Oil slides on Mideast respite, yen down as Japan govt loses majority

By Tom Westbrook

SINGAPORE (Reuters) -The yen hit a three-month low on Monday as Japan’s ruling party lost its parliamentary majority, while oil tumbled after Israel’s weekend strike on Iran bypassed oil or nuclear targets.

Japan’s Nikkei, after initially falling, rose 1.9% and the yen slipped as far as 0.9% to 153.88 per dollar following the ruling Liberal Democratic Party’s (LDP) weakest result since 2009 in Japan’s weekend election.

Brent crude futures fell 5%, trading as cheaply as $71.99 a barrel after Israel’s response to an Iranian missile attack focused, so far, on missile factories and other sites near Tehran and not on disrupting energy supplies. [O/R]

In Japan, the LDP which has ruled for most of the post-war years and junior coalition partner Komeito won 215 lower-house seats at Sunday’s election, public broadcaster NHK reported.

This falls well short of the 233 needed for a majority and the yen was squeezed since investors figured any government that emerges is likely to make a dovish shift in economic policies. [.T][FRX/]

“The administrative power of the ruling coalition has inevitably become more fragile, and we see likelihood of pressure building towards more fiscal expansion, given that some opposition parties advocate this,” Goldman Sachs analysts wrote.

“The markets are likely to think this means more trouble for the yen with 155 the first target and (the finance ministry’s) line in the sand at 160,” said Bob Savage, head of markets strategy and insights at BNY in a note.

Nomura analyst Yusuke Miyairi also expects the Bank of Japan, which reviews policy on Thursday, will be more dovish and that will hurt the yen.

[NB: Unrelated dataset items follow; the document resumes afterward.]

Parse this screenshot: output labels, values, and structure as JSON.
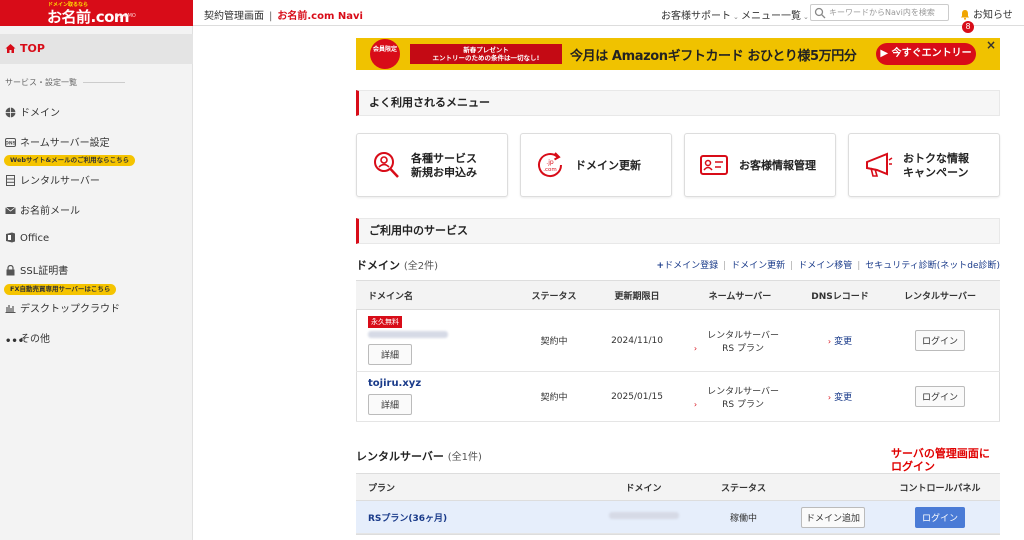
{
  "header": {
    "logo_tag": "ドメイン取るなら",
    "logo_text": "お名前.com",
    "logo_sub": "by GMO",
    "breadcrumb_first": "契約管理画面",
    "breadcrumb_sep": "|",
    "breadcrumb_second": "お名前.com Navi",
    "support": "お客様サポート",
    "menu": "メニュー一覧",
    "search_placeholder": "キーワードからNavi内を検索",
    "notice": "お知らせ",
    "notice_count": "8"
  },
  "sidebar": {
    "top": "TOP",
    "section": "サービス・設定一覧",
    "items": [
      {
        "label": "ドメイン",
        "icon": "globe-icon"
      },
      {
        "label": "ネームサーバー設定",
        "icon": "dns-icon"
      },
      {
        "label": "レンタルサーバー",
        "icon": "server-icon"
      },
      {
        "label": "お名前メール",
        "icon": "mail-icon"
      },
      {
        "label": "Office",
        "icon": "office-icon"
      },
      {
        "label": "SSL証明書",
        "icon": "lock-icon"
      },
      {
        "label": "デスクトップクラウド",
        "icon": "cloud-icon"
      },
      {
        "label": "その他",
        "icon": "more-icon"
      }
    ],
    "tag_web": "Webサイト&メールのご利用ならこちら",
    "tag_fx": "FX自動売買専用サーバーはこちら"
  },
  "banner": {
    "badge": "会員限定",
    "red_line1": "新春プレゼント",
    "red_line2": "エントリーのための条件は一切なし!",
    "main": "今月は Amazonギフトカード おひとり様5万円分",
    "button": "今すぐエントリー",
    "close": "×"
  },
  "menu_section": {
    "title": "よく利用されるメニュー",
    "cards": [
      {
        "line1": "各種サービス",
        "line2": "新規お申込み"
      },
      {
        "line1": "ドメイン更新",
        "line2": ""
      },
      {
        "line1": "お客様情報管理",
        "line2": ""
      },
      {
        "line1": "おトクな情報",
        "line2": "キャンペーン"
      }
    ]
  },
  "services_section": {
    "title": "ご利用中のサービス"
  },
  "domain": {
    "title": "ドメイン",
    "count": "(全2件)",
    "links": [
      "ドメイン登録",
      "ドメイン更新",
      "ドメイン移管",
      "セキュリティ診断(ネットde診断)"
    ],
    "columns": [
      "ドメイン名",
      "ステータス",
      "更新期限日",
      "ネームサーバー",
      "DNSレコード",
      "レンタルサーバー"
    ],
    "rows": [
      {
        "tag": "永久無料",
        "name": "",
        "detail": "詳細",
        "status": "契約中",
        "expiry": "2024/11/10",
        "ns": "レンタルサーバー RS プラン",
        "dns": "変更",
        "server": "ログイン"
      },
      {
        "tag": "",
        "name": "tojiru.xyz",
        "detail": "詳細",
        "status": "契約中",
        "expiry": "2025/01/15",
        "ns": "レンタルサーバー RS プラン",
        "dns": "変更",
        "server": "ログイン"
      }
    ]
  },
  "server": {
    "title": "レンタルサーバー",
    "count": "(全1件)",
    "columns": [
      "プラン",
      "ドメイン",
      "ステータス",
      "",
      "コントロールパネル"
    ],
    "row": {
      "plan": "RSプラン(36ヶ月)",
      "status": "稼働中",
      "add_domain": "ドメイン追加",
      "login": "ログイン"
    }
  },
  "annotation": {
    "line1": "サーバの管理画面に",
    "line2": "ログイン"
  },
  "colors": {
    "brand": "#d80c18",
    "link": "#1a3b8a",
    "accent_blue": "#4a7bd6"
  }
}
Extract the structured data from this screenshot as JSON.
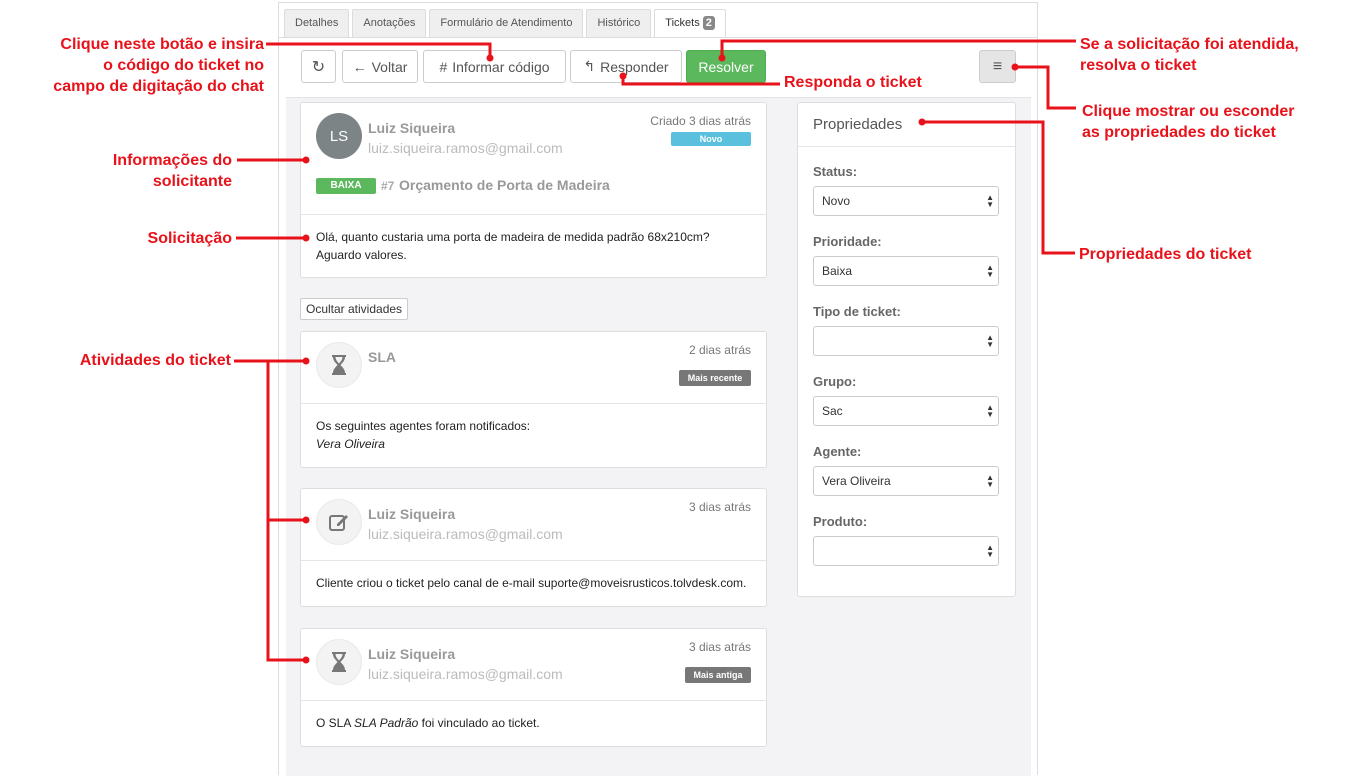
{
  "tabs": [
    {
      "label": "Detalhes"
    },
    {
      "label": "Anotações"
    },
    {
      "label": "Formulário de Atendimento"
    },
    {
      "label": "Histórico"
    },
    {
      "label": "Tickets",
      "badge": "2"
    }
  ],
  "toolbar": {
    "voltar": "Voltar",
    "informar": "Informar código",
    "responder": "Responder",
    "resolver": "Resolver"
  },
  "ticket": {
    "initials": "LS",
    "name": "Luiz Siqueira",
    "email": "luiz.siqueira.ramos@gmail.com",
    "created": "Criado 3 dias atrás",
    "status_badge": "Novo",
    "priority_badge": "BAIXA",
    "number": "#7",
    "subject": "Orçamento de Porta de Madeira",
    "message_line1": "Olá, quanto custaria uma porta de madeira de medida padrão 68x210cm?",
    "message_line2": "Aguardo valores."
  },
  "hide_activities": "Ocultar atividades",
  "activities": [
    {
      "title": "SLA",
      "time": "2 dias atrás",
      "badge": "Mais recente",
      "text1": "Os seguintes agentes foram notificados:",
      "text2": "Vera Oliveira"
    },
    {
      "title": "Luiz Siqueira",
      "email": "luiz.siqueira.ramos@gmail.com",
      "time": "3 dias atrás",
      "text1": "Cliente criou o ticket pelo canal de e-mail suporte@moveisrusticos.tolvdesk.com."
    },
    {
      "title": "Luiz Siqueira",
      "email": "luiz.siqueira.ramos@gmail.com",
      "time": "3 dias atrás",
      "badge": "Mais antiga",
      "text_pre": "O SLA ",
      "text_em": "SLA Padrão",
      "text_post": " foi vinculado ao ticket."
    }
  ],
  "properties": {
    "title": "Propriedades",
    "fields": [
      {
        "label": "Status:",
        "value": "Novo"
      },
      {
        "label": "Prioridade:",
        "value": "Baixa"
      },
      {
        "label": "Tipo de ticket:",
        "value": ""
      },
      {
        "label": "Grupo:",
        "value": "Sac"
      },
      {
        "label": "Agente:",
        "value": "Vera Oliveira"
      },
      {
        "label": "Produto:",
        "value": ""
      }
    ]
  },
  "annotations": {
    "codigo": [
      "Clique neste botão e insira",
      "o código do ticket no",
      "campo de digitação do chat"
    ],
    "solicitante": [
      "Informações do",
      "solicitante"
    ],
    "solicitacao": "Solicitação",
    "atividades": "Atividades do ticket",
    "resolver": [
      "Se a solicitação foi atendida,",
      "resolva o ticket"
    ],
    "responder": "Responda o ticket",
    "mostrar": [
      "Clique mostrar ou esconder",
      "as propriedades do ticket"
    ],
    "propriedades": "Propriedades do ticket"
  },
  "colors": {
    "accent_red": "#e8121b",
    "resolver_green": "#5cb85c",
    "novo_blue": "#5bc0de",
    "baixa_green": "#5cb85c",
    "badge_gray": "#777777"
  }
}
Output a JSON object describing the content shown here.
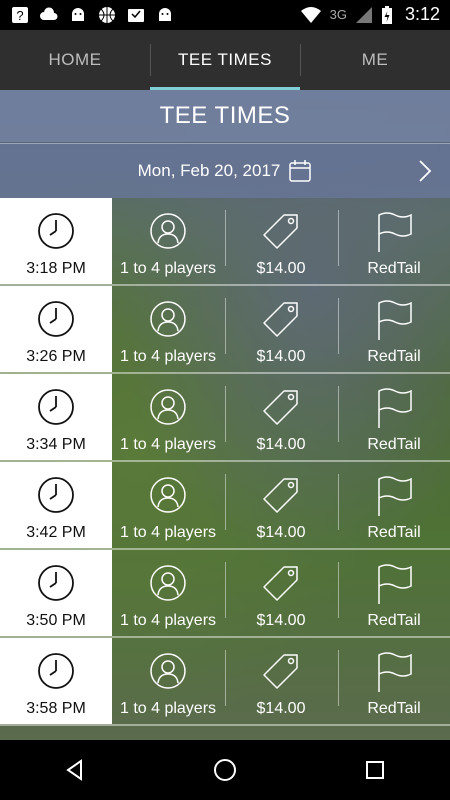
{
  "status_bar": {
    "network": "3G",
    "time": "3:12",
    "icons": [
      "help-icon",
      "cloud-icon",
      "android-icon",
      "basketball-icon",
      "inbox-icon",
      "android-icon",
      "wifi-icon",
      "signal-icon",
      "battery-icon"
    ]
  },
  "tabs": [
    {
      "label": "HOME",
      "active": false
    },
    {
      "label": "TEE TIMES",
      "active": true
    },
    {
      "label": "ME",
      "active": false
    }
  ],
  "header": {
    "title": "TEE TIMES"
  },
  "date_bar": {
    "date": "Mon, Feb 20, 2017"
  },
  "tee_times": [
    {
      "time": "3:18 PM",
      "players": "1 to 4 players",
      "price": "$14.00",
      "course": "RedTail"
    },
    {
      "time": "3:26 PM",
      "players": "1 to 4 players",
      "price": "$14.00",
      "course": "RedTail"
    },
    {
      "time": "3:34 PM",
      "players": "1 to 4 players",
      "price": "$14.00",
      "course": "RedTail"
    },
    {
      "time": "3:42 PM",
      "players": "1 to 4 players",
      "price": "$14.00",
      "course": "RedTail"
    },
    {
      "time": "3:50 PM",
      "players": "1 to 4 players",
      "price": "$14.00",
      "course": "RedTail"
    },
    {
      "time": "3:58 PM",
      "players": "1 to 4 players",
      "price": "$14.00",
      "course": "RedTail"
    }
  ],
  "colors": {
    "tab_indicator": "#7fd0d6",
    "tab_bar": "#2f2f2f",
    "header_overlay": "#7887aa"
  }
}
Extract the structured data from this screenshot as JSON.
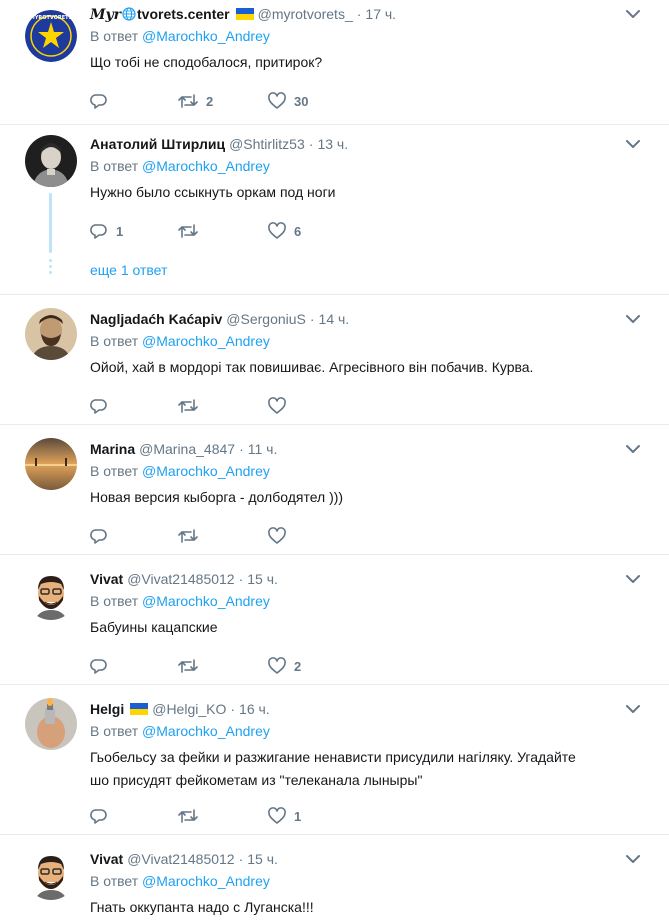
{
  "reply_prefix": "В ответ",
  "tweets": [
    {
      "name_prefix": "Myr",
      "name_suffix": "tvorets.center",
      "handle": "@myrotvorets_",
      "time": "17 ч.",
      "reply_to": "@Marochko_Andrey",
      "text": "Що тобі не сподобалося, притирок?",
      "replies": "",
      "retweets": "2",
      "likes": "30",
      "logo_text": "MYROTVORETS"
    },
    {
      "name": "Анатолий Штирлиц",
      "handle": "@Shtirlitz53",
      "time": "13 ч.",
      "reply_to": "@Marochko_Andrey",
      "text": "Нужно было ссыкнуть оркам под ноги",
      "replies": "1",
      "retweets": "",
      "likes": "6",
      "more_replies": "еще 1 ответ"
    },
    {
      "name": "Nagljadaćh Kaćapiv",
      "handle": "@SergoniuS",
      "time": "14 ч.",
      "reply_to": "@Marochko_Andrey",
      "text": "Ойой, хай в мордорі так повишиває. Агресівного він побачив. Курва.",
      "replies": "",
      "retweets": "",
      "likes": ""
    },
    {
      "name": "Marina",
      "handle": "@Marina_4847",
      "time": "11 ч.",
      "reply_to": "@Marochko_Andrey",
      "text": "Новая версия кыборга - долбодятел )))",
      "replies": "",
      "retweets": "",
      "likes": ""
    },
    {
      "name": "Vivat",
      "handle": "@Vivat21485012",
      "time": "15 ч.",
      "reply_to": "@Marochko_Andrey",
      "text": "Бабуины кацапские",
      "replies": "",
      "retweets": "",
      "likes": "2"
    },
    {
      "name": "Helgi",
      "handle": "@Helgi_KO",
      "time": "16 ч.",
      "reply_to": "@Marochko_Andrey",
      "text_line1": "Гьобельсу за фейки и разжигание ненависти присудили нагіляку. Угадайте",
      "text_line2": "шо присудят фейкометам из \"телеканала лыныры\"",
      "replies": "",
      "retweets": "",
      "likes": "1"
    },
    {
      "name": "Vivat",
      "handle": "@Vivat21485012",
      "time": "15 ч.",
      "reply_to": "@Marochko_Andrey",
      "text": "Гнать оккупанта надо с Луганска!!!"
    }
  ],
  "colors": {
    "accent": "#1da1f2",
    "muted": "#657786",
    "divider": "#e6ecf0",
    "flag_blue": "#1a5fd1",
    "flag_yellow": "#ffd500"
  },
  "icons": [
    "reply-icon",
    "retweet-icon",
    "like-icon",
    "chevron-down-icon",
    "globe-icon"
  ]
}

“We expect this political turmoil largely to negatively influence Japanese stock prices,” he said.

Gains in the Japanese stock market, which often moves in the opposite direction to the yen as a weaker currency can help exporters, were led by technology companies.

RISING DOLLAR

Broader currency markets were steady, leaving the dollar on course for its largest monthly rise in 2-1/2 years as signs of strength in the U.S. economy and the prospect of a Donald Trump presidency have driven U.S. yields sharply higher.

While markets have started pricing in a second Trump administration in recent weeks, Vice President Kamala Harris is leading Trump nationally by a marginal 46% to 43%, a recent Reuters/Ipsos poll showed.

At 4.23%, benchmark 10-year Treasury yields are up 43 basis points through October, against a rise of 16 bps for 10-year bunds and 23 bps for gilts.

Markets price a 95% chance of a 25 basis point Federal Reserve rate cut at its November meeting. Odds for a bigger half-point cut were at 50% a month ago, according to CME’s FedWatch tool.

Elsewhere, U.S. stock futures were up 0.4% ahead of a big week of earnings and data. In early European trades, the pan-region Euro Stoxx 50 futures were up 0.26% and German DAX futures were up 0.21%.

Five of the “Magnificent Seven” group of megacap companies are set to report: Google parent Alphabet, Microsoft, Facebook owner Meta, Apple and Amazon.

The U.S. jobs report on Nov. 1 comes as investors are weighing whether a stronger-than-expected economy could lead to fewer interest rate cuts, while inflation readings are due in Europe and Australia.

Gold, which hit record highs last week, hovered just shy of those levels at $2,736 an ounce.